New Democrats up, Liberals and Bloc down

Three new national polls (not including this morning's EKOS) and a stunning 10 new riding polls have been added to the projection. It has created quite a bit of movement, but still not as much as I'd like to see. Nevertheless, the New Democrats are growing by leaps and bounds and are starting to knock-off Conservative seats in British Columbia and even Quebec.
Nationally, the Conservatives are down 0.2 points to 36.7% but they have gained one seat. They are now projected to win 144 in total. The Liberals are down again by 0.4 points to 25%, while the New Democrats are up 0.9 points to 23.8%. The Liberals have dropped four seats and are now projected to win 70, while the NDP is up six seats to 53.

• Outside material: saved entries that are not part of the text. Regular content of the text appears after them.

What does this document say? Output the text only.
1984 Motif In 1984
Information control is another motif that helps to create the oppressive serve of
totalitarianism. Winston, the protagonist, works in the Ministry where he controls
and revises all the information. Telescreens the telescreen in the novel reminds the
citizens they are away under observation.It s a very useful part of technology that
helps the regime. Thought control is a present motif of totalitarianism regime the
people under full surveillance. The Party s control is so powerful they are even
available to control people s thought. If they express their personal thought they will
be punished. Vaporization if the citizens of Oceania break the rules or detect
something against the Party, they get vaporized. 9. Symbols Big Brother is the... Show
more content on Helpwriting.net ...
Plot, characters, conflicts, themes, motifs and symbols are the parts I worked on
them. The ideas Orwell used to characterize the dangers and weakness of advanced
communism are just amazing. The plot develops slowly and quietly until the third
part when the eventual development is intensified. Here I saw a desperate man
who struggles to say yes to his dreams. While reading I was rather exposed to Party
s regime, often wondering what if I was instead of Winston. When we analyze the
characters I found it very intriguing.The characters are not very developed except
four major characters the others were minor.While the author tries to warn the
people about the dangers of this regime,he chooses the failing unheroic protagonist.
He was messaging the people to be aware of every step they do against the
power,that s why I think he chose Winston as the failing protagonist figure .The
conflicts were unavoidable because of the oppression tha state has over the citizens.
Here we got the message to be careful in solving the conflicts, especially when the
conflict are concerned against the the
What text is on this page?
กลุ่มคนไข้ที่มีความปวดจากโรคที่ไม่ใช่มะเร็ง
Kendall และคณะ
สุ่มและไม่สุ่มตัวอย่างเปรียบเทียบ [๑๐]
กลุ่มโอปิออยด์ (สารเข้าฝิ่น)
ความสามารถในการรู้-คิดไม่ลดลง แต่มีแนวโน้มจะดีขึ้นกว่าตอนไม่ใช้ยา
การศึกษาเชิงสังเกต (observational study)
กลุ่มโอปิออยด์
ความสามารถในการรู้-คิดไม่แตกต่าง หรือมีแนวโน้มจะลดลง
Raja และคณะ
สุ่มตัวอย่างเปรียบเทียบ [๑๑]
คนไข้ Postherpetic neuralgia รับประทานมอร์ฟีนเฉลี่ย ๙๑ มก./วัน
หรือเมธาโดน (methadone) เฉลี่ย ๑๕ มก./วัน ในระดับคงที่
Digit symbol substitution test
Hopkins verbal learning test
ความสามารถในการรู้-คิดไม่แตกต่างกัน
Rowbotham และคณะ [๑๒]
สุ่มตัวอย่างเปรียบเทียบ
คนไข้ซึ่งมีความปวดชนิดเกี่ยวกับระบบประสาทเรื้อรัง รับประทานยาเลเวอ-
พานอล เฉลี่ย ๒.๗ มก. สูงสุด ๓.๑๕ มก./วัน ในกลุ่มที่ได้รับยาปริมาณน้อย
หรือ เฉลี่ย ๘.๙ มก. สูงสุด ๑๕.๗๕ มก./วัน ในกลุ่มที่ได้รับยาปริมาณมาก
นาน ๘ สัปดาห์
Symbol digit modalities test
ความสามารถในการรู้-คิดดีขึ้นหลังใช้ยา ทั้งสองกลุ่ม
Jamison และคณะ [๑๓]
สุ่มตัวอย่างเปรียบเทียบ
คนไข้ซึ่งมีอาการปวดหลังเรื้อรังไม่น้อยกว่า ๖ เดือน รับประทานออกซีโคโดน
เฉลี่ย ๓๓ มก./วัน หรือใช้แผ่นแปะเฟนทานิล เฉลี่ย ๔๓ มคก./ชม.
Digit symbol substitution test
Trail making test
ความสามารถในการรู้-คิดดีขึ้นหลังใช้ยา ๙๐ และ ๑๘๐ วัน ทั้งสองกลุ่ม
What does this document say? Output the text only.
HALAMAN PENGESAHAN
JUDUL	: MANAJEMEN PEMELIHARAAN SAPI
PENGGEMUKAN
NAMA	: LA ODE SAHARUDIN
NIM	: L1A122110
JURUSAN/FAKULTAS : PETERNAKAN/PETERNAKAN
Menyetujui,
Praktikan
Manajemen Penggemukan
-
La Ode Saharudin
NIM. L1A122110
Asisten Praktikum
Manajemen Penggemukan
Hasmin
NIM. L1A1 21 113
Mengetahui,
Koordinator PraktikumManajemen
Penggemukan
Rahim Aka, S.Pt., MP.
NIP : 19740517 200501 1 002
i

The Bloc Québécois is at 7.2% nationally and has dropped two seats to 41. That is still a high number considering they are now projected to be at 29.9% support in Quebec. While this is the result of the slow movement of my projection model, I think it will also end up capturing the problem the NDP will face getting the vote out and keeping it there in Quebec.

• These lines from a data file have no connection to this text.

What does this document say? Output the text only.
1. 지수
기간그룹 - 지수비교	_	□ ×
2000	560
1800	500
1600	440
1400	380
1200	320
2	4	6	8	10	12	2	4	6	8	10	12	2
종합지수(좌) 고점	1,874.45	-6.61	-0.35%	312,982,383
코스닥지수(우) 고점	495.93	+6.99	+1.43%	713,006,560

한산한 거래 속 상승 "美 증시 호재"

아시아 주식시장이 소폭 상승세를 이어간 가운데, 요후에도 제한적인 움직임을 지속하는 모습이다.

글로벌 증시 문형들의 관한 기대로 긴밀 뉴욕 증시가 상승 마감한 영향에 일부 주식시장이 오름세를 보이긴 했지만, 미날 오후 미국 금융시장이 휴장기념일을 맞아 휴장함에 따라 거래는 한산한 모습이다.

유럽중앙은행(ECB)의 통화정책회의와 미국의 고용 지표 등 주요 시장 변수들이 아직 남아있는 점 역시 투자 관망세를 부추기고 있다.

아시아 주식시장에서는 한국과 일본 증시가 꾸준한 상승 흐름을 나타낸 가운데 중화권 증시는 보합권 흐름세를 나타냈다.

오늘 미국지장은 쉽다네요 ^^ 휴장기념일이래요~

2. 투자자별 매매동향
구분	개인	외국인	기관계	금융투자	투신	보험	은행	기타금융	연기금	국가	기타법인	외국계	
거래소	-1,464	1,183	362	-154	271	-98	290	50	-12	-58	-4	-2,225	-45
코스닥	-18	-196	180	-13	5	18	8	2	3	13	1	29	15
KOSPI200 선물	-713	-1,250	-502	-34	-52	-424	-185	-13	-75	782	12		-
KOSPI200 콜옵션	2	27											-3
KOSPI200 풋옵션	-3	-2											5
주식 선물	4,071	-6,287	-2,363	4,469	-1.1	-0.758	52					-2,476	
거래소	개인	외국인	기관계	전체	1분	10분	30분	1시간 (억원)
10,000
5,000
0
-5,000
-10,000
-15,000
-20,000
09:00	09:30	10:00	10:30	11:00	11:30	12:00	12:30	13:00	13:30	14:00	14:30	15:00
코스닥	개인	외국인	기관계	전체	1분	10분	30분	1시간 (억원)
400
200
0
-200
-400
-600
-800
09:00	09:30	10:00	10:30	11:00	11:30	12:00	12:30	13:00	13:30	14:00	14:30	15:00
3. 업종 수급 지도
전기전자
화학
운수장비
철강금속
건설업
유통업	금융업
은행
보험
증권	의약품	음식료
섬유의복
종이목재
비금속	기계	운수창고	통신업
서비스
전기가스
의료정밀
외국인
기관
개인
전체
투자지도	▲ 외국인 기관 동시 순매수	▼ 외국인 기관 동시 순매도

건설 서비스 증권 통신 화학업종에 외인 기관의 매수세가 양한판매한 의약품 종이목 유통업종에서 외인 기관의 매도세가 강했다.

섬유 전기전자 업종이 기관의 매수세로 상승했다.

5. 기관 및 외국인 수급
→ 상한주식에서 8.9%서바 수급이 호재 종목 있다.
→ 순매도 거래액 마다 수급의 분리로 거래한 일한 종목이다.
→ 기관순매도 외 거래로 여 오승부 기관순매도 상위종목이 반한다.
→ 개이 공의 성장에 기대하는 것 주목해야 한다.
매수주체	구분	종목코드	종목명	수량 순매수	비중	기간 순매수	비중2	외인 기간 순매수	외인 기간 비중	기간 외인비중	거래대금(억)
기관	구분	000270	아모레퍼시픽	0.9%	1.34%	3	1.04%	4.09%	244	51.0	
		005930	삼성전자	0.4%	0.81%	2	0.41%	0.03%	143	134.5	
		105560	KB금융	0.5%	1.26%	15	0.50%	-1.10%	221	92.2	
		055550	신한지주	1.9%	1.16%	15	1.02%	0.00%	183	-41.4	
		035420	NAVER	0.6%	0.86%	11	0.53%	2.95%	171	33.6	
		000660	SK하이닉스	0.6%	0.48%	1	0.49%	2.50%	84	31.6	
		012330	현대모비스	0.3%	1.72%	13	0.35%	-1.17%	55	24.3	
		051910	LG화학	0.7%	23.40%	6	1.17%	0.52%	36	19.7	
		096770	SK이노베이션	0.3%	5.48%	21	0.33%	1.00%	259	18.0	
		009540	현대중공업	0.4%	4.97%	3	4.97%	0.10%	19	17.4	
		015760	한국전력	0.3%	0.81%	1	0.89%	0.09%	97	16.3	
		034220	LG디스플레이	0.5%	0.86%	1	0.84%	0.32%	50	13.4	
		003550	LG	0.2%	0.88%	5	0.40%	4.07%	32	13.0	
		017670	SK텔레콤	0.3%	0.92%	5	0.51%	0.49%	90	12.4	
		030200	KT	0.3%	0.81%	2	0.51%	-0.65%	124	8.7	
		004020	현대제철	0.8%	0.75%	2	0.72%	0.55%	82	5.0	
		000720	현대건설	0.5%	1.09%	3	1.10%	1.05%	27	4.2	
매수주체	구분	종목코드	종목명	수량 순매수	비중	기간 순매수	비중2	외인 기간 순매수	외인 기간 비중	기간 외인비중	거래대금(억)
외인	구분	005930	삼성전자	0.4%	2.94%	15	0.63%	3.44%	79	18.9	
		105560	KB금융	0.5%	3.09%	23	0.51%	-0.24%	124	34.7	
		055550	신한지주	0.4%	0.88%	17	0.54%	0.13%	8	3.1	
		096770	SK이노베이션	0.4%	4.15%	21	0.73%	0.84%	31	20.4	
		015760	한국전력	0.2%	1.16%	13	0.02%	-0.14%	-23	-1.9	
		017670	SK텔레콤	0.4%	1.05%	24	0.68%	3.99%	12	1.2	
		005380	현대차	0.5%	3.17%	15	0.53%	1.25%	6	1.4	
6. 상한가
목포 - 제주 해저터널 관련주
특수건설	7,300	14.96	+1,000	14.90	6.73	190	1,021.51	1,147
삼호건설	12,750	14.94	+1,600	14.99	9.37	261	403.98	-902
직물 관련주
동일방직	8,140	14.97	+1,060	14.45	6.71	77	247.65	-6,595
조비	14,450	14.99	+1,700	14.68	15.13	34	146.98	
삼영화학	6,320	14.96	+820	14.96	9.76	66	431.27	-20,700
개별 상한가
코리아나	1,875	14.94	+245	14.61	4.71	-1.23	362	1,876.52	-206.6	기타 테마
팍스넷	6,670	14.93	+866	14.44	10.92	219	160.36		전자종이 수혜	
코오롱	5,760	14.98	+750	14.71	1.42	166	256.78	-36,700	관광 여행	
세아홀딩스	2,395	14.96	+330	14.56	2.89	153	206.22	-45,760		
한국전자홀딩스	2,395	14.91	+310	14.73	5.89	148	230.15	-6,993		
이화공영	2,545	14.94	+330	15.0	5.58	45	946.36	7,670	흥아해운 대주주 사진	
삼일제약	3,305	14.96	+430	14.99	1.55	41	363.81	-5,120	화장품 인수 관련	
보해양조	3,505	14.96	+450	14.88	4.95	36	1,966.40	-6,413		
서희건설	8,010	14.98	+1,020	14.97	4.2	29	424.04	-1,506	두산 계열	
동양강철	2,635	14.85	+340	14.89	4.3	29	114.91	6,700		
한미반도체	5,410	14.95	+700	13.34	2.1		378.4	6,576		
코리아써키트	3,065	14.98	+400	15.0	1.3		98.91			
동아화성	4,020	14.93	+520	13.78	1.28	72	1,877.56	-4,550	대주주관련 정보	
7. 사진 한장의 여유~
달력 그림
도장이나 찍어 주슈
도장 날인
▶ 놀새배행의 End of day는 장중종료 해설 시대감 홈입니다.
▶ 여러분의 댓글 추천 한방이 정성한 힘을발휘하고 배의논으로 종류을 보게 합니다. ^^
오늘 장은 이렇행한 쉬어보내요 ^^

Note that I will be doing another update here on ThreeHundredEight tomorrow, with my final projection being put up on this site on Sunday.

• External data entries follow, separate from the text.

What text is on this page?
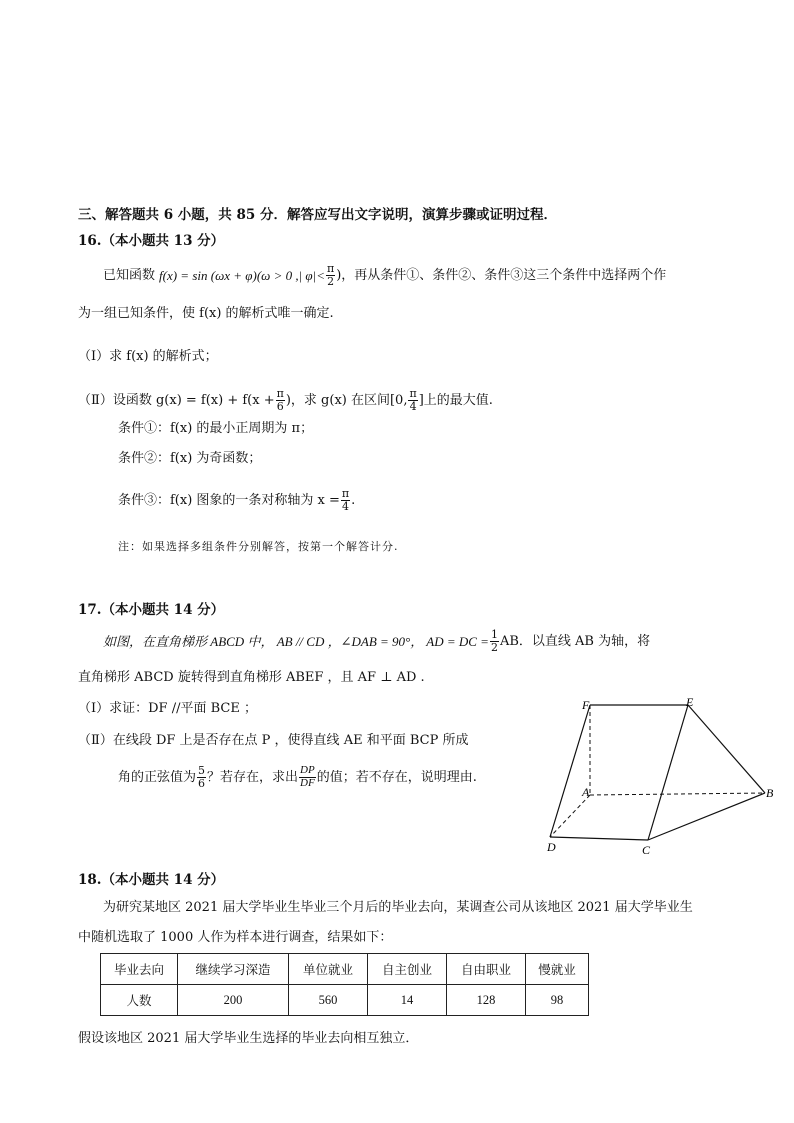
三、解答题共 6 小题，共 85 分．解答应写出文字说明，演算步骤或证明过程．
16.（本小题共 13 分）
已知函数 f(x) = sin (ωx + φ)(ω > 0 ,| $\varphi|< \frac{\pi}{2}$ )，再从条件①、条件②、条件③这三个条件中选择两个作
为一组已知条件，使 f(x) 的解析式唯一确定.
（Ⅰ）求 f(x) 的解析式；
（Ⅱ）设函数 $g(x) = f(x) + f(x + \frac{\pi}{6}$ )，求 g(x) 在区间[0, $\frac{\pi}{4}$ ]上的最大值.
条件①：f(x) 的最小正周期为 π；
条件②：f(x) 为奇函数；
条件③：f(x) 图象的一条对称轴为 $x = \frac{\pi}{4}$ .
注：如果选择多组条件分别解答，按第一个解答计分.
17.（本小题共 14 分）
如图，在直角梯形 ABCD 中， AB // CD ，∠DAB = 90°， AD = DC = $\frac{1}{2}$ AB．以直线 AB 为轴，将
直角梯形 ABCD 旋转得到直角梯形 ABEF ，且 AF ⊥ AD .
（Ⅰ）求证：DF //平面 BCE ；
（Ⅱ）在线段 DF 上是否存在点 P ，使得直线 AE 和平面 BCP 所成
角的正弦值为 $\frac{5}{6}$ ？若存在，求出 $\frac{DP}{DF}$ 的值；若不存在，说明理由.
F	E
A	B
D	C
18.（本小题共 14 分）
为研究某地区 2021 届大学毕业生毕业三个月后的毕业去向，某调查公司从该地区 2021 届大学毕业生
中随机选取了 1000 人作为样本进行调查，结果如下：
毕业去向	继续学习深造	单位就业	自主创业	自由职业	慢就业
人数	200	560	14	128	98
假设该地区 2021 届大学毕业生选择的毕业去向相互独立．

The Conservatives are wobbling, but they are still firmly in the lead. They've dropped about a third of a point in British Columbia, Alberta, and Quebec, but have gained that much in Atlantic Canada while being stable in the Prairies.

A drop of 0.7 points in Ontario, however, hurts the party. They are now about where they were in 2008, making new seat gains difficult as the Liberals are also about at their 2008 level of support.

In fact, Ontario is the only part of the country where the Liberals are not in free fall. They've dropped big out West, are down another 0.2 points in Quebec, and are close to losing the lead to the Tories in Atlantic Canada.

The Bloc continues to suffer and has dropped below 30% support in Quebec.

The New Democrats, on the other hand, are up 2.2 points in the province to 29.6%. That is their best result in the country. They also gained 0.7 points in Ontario and 0.9 points in British Columbia. They still have some room for growth.

Eight seats have changed hands.

In North Vancouver, the Conservative incumbent Andrew Saxton is now projected to retain his seat. It had been held by the Liberals in the projection for the entire campaign. Also in British Columbia, the New Democrats are now projected to win Surrey North, a Conservative riding. Jasbir Sandhu is the NDP candidate there.

In Atlantic Canada, former Nova Scotia NDP leader Robert Chisholm is now projected to win Dartmouth - Cole Harbour from the Liberals, while former PC cabinet minister John Ottenheimer is ahead again in Random - Burin - St. George's.

And in Quebec, the New Democrats have wrested Portneuf - Jacques-Cartier from independent, Conservative-endorsed MP André Arthur, a state of affairs confirmed by today's CROP poll. The New Democrats have also taken Laval - Les Îles from the Liberals (François Pilon is the NDP candidate) and two seats from the Bloc: Laval (José Nunez-Melo) and Châteauguay - Saint-Constant (Sylvain Chicoine).